If you are migrating to the cloud, make sure your processes have been tuned up and made intelligent. Intelligent processes can make your computing experience pleasant and meaningful. It can bring significant benefits to your business. It will be possible to measure your performance and even attribute numerical values to less tangible effects of cloud computing on your business.
The greatest contribution of the cloud is agility. The cloud uses agile tools to automate processes such as Document Management Systems (DMS) and Business Process Management Systems (BPMS). These tools allow organisations input rules and procedures into the system, and align the cloud to business policies on the fly. Process logs that record data as processes execute, allow organisations work with predictive and process analytical tools to understand the glitches and problems that retard the smooth execution of their processes. The results can then be used to improve the processes and reduce the latencies that may occur due to process slowdowns or network problems. Analytical outcomes can also be used to predict future “what if” scenarios and assist in enterprise decision making.
The knowledge worker regards the cloud as a boon. The anywhere, anytime, any device access that is made possible by the cloud, allows specialists apply their special skill and knowledge in decision making from wherever they are. The intelligent process will allow them to see all past and current information in a single window, and make informed decisions about current or future business actions at once. Since all information input is policy driven, the knowledge worker receives information in context, and is empowered to make the best decision possible.
All this results in greater customer satisfaction. Greater customer satisfaction then translates in to greater profitability for the business.

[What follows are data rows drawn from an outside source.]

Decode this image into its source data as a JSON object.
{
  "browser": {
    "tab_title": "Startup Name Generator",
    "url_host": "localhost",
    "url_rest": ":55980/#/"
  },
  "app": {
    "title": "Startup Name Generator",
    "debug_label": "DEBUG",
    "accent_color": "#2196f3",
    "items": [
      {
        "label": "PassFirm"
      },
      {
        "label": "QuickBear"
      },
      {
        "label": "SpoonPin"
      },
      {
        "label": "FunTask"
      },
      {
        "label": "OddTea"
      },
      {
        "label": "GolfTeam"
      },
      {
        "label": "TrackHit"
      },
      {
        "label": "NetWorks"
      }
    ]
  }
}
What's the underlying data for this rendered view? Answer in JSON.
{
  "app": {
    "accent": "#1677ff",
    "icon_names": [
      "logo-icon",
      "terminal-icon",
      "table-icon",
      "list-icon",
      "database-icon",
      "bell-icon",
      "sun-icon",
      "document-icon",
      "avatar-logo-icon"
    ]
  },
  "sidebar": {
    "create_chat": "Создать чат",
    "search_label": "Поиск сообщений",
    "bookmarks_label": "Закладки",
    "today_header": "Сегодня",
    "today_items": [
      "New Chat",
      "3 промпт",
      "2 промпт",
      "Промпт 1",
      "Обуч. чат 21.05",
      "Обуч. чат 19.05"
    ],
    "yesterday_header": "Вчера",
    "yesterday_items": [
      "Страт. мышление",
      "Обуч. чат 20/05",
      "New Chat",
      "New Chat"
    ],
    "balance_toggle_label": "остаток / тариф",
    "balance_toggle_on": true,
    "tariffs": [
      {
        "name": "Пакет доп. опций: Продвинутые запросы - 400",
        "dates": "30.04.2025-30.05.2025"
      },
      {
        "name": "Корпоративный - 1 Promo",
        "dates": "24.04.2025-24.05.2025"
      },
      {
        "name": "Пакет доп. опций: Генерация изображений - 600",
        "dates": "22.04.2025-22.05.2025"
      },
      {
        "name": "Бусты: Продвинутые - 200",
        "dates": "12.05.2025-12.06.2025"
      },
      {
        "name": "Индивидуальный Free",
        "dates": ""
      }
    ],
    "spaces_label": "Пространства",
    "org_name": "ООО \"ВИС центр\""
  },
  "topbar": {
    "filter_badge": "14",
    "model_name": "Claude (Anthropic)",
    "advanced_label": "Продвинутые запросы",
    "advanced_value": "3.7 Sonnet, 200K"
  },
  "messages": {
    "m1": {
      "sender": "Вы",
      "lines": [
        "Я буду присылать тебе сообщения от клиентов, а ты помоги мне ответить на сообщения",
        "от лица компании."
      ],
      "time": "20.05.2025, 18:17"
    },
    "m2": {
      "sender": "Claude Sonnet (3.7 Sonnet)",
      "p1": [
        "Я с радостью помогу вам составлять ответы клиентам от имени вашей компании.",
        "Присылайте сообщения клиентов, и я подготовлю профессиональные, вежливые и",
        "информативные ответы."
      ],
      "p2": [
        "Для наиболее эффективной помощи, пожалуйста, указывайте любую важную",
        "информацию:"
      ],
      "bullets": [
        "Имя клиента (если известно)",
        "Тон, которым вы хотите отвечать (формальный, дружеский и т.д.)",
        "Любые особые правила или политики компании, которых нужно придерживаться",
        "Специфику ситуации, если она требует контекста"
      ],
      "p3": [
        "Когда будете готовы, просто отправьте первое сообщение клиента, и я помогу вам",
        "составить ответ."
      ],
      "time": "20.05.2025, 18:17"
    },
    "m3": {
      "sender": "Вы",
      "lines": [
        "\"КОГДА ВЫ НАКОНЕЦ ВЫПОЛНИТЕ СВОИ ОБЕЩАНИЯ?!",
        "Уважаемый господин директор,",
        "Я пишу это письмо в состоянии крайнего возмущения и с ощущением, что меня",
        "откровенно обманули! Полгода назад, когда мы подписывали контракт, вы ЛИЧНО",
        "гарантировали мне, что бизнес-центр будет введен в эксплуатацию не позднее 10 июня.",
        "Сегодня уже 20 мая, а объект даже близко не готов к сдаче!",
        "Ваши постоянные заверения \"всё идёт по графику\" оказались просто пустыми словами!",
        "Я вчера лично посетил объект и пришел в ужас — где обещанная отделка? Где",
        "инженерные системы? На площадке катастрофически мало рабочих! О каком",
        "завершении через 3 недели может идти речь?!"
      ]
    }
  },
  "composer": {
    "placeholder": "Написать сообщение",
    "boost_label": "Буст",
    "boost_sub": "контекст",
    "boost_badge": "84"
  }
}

This brings us to the most important question: How can you make your processes more intelligent for cloud computing? Here are a few tips for starters:
1. Begin by modelling your individual processes;
2. Link all processes together into the value chain;
3. Add instrumentation to processes to collect business events information wherever possible;
4. Create analytical visualisations at runtime so that actual process activity can be observed and recorded accurately for future analysis;
5. Implement business rules based on business policies and observe how the rules impact the process flow. Do they retard the flow? Are process latencies increased by business rules?
6. Ensure process security and observe how security impacts process flow;
7. Improve process flows with process analytics and predictive analysis.